Example of custom heuristic metrics
Implementing a custom scorer for heuristic metrics is straightforward. You just need to define a function and decorate it with the @scorer decorator. The example below shows how to implement the exact_match metric.
@scorer
def exact_match(outputs: dict, expectations: dict) -> bool:
return outputs == expectations["expected_response"]
# Pass the scorer to the evaluation API.
mlflow.genai.evaluate(scorers=[exact_match, ...])

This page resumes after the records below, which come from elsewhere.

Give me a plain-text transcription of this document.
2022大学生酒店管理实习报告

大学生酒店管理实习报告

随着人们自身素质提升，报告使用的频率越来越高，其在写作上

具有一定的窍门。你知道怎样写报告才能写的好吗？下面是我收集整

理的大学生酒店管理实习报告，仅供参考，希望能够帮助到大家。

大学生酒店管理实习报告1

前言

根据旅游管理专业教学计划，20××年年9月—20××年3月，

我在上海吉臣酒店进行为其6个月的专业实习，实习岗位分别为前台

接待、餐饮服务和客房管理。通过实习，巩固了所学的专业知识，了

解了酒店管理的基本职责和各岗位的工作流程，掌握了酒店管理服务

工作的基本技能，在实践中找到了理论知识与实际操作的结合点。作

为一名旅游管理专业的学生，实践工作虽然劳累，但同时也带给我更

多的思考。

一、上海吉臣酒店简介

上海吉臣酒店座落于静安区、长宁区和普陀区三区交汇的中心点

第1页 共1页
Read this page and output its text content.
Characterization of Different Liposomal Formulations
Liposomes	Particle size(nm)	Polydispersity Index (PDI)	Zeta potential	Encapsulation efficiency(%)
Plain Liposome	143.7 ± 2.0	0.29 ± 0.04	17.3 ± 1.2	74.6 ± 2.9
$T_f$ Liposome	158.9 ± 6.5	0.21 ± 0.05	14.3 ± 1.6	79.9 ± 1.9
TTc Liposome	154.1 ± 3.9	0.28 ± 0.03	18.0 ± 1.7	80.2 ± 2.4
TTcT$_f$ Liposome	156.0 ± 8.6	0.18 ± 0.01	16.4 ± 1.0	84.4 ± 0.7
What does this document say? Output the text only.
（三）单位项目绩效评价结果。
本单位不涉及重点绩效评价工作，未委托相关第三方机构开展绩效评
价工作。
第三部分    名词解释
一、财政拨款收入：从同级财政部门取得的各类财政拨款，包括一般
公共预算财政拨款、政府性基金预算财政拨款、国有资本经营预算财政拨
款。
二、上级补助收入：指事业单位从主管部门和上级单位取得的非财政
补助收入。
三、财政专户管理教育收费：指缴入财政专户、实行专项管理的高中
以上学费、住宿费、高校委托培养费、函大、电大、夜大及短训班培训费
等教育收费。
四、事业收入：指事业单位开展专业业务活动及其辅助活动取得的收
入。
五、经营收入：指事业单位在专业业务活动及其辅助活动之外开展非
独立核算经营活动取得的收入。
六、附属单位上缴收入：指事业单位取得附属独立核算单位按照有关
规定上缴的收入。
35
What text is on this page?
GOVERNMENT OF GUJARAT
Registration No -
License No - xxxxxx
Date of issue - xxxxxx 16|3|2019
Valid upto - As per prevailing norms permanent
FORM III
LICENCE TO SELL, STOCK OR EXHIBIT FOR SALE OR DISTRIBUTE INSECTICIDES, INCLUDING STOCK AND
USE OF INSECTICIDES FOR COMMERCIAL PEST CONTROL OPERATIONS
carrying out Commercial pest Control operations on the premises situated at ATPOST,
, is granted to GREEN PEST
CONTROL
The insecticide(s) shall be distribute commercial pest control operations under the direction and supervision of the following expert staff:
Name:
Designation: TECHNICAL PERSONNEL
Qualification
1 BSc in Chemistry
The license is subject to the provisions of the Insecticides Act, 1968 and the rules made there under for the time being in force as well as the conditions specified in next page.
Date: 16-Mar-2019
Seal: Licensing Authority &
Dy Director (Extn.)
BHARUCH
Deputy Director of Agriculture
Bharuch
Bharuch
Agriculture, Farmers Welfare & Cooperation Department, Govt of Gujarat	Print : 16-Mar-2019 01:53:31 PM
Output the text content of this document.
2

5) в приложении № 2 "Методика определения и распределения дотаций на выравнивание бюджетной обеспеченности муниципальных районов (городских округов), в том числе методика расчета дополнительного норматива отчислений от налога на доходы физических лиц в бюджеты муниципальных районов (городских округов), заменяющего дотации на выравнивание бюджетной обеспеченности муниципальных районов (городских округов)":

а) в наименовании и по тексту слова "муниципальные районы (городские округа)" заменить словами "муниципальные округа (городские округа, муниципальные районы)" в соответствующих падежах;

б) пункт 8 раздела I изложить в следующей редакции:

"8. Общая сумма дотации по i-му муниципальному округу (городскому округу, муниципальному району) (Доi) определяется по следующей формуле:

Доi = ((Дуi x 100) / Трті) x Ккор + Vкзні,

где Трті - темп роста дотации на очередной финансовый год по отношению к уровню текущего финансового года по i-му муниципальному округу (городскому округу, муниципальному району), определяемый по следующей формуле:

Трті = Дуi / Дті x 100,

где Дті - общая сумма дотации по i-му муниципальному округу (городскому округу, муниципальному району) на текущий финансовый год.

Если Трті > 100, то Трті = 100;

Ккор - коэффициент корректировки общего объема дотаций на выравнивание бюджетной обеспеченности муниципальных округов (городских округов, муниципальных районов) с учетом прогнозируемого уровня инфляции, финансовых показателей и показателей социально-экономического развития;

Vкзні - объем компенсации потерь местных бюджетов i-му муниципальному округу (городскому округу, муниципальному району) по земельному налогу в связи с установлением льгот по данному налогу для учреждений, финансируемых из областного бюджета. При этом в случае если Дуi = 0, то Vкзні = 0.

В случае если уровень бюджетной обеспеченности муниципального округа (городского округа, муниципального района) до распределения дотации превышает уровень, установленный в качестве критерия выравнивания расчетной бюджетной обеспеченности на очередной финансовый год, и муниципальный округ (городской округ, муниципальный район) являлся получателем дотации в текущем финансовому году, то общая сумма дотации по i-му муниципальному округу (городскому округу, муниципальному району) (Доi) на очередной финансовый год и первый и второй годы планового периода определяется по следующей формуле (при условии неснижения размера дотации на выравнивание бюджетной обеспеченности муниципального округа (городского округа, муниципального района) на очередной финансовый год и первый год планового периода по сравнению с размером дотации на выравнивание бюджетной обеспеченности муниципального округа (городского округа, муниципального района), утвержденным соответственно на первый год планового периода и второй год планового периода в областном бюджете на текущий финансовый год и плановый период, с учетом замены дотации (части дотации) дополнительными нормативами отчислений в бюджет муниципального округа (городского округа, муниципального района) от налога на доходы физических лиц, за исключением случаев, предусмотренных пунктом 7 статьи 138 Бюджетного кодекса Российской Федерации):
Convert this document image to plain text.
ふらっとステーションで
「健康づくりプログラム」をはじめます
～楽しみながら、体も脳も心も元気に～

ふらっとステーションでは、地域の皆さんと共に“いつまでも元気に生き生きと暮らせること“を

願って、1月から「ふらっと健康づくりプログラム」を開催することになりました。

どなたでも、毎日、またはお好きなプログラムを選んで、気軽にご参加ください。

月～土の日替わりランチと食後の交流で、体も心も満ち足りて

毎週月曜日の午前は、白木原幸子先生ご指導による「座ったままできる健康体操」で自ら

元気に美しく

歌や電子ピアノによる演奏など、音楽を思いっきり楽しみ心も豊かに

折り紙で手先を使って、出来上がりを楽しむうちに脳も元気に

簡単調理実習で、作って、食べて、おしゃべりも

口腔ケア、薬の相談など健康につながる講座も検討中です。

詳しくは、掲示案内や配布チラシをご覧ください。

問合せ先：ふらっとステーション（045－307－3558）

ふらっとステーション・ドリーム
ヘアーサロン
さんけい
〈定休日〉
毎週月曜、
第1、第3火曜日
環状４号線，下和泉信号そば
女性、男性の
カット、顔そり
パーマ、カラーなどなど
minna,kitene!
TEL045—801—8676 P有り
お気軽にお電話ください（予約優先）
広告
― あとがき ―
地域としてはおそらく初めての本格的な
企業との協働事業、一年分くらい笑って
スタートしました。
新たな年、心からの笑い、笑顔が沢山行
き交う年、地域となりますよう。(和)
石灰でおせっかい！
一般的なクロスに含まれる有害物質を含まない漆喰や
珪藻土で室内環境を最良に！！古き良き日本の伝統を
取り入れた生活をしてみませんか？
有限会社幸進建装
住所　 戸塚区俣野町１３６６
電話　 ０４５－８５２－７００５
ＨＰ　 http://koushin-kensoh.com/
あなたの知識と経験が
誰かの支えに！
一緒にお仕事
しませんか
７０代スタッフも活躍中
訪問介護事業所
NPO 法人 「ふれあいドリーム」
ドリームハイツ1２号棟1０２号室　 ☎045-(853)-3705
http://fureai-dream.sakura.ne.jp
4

See the Code-based Scorers guide for more details.
4. Run Evaluation
Now you have migrated all components of the legacy evaluation API and are ready to run the evaluation!
mlflow.genai.evaluate(
data=eval_data,
predict_fn=predict_fn,
scorers=[answer_similarity, exact_match, ...],
)
To view the evaluation results, click the link in the console output, or navigate to the Evaluations tab in the MLflow UI.

Other Changes
- When using Databricks Model Serving endpoint as a LLM-judge model, use
databricks:/<endpoint-name>as model provider, rather thanendpoints:/<endpoint-name> - The evaluation results are shown in the
Evaluationstab in the MLflow UI. - Lots of configuration knobs such as
model_type,targets,feature_names,env_manager, are removed in the new evaluation API.
FAQ
Q: The feature I want is not supported in the new evaluation suite.
Please open an feature request in GitHub.
Q: Where can I find the documentation for the legacy evaluation API?
See MLflow 2 documentation for the legacy evaluation API.
Q: When will the legacy evaluation API be removed?
It will likely be removed in MLflow 3.7.0 or a few releases after that.
Q: Should I migrate non-GenAI workloads to the new evaluation suite?
No. The new evaluation suite is only for GenAI workloads. If you are not using GenAI, you should use the mlflow.models.evaluate() API, which offers perfect compatibility with mlflow.evaluate API but drops the GenAI-specific features.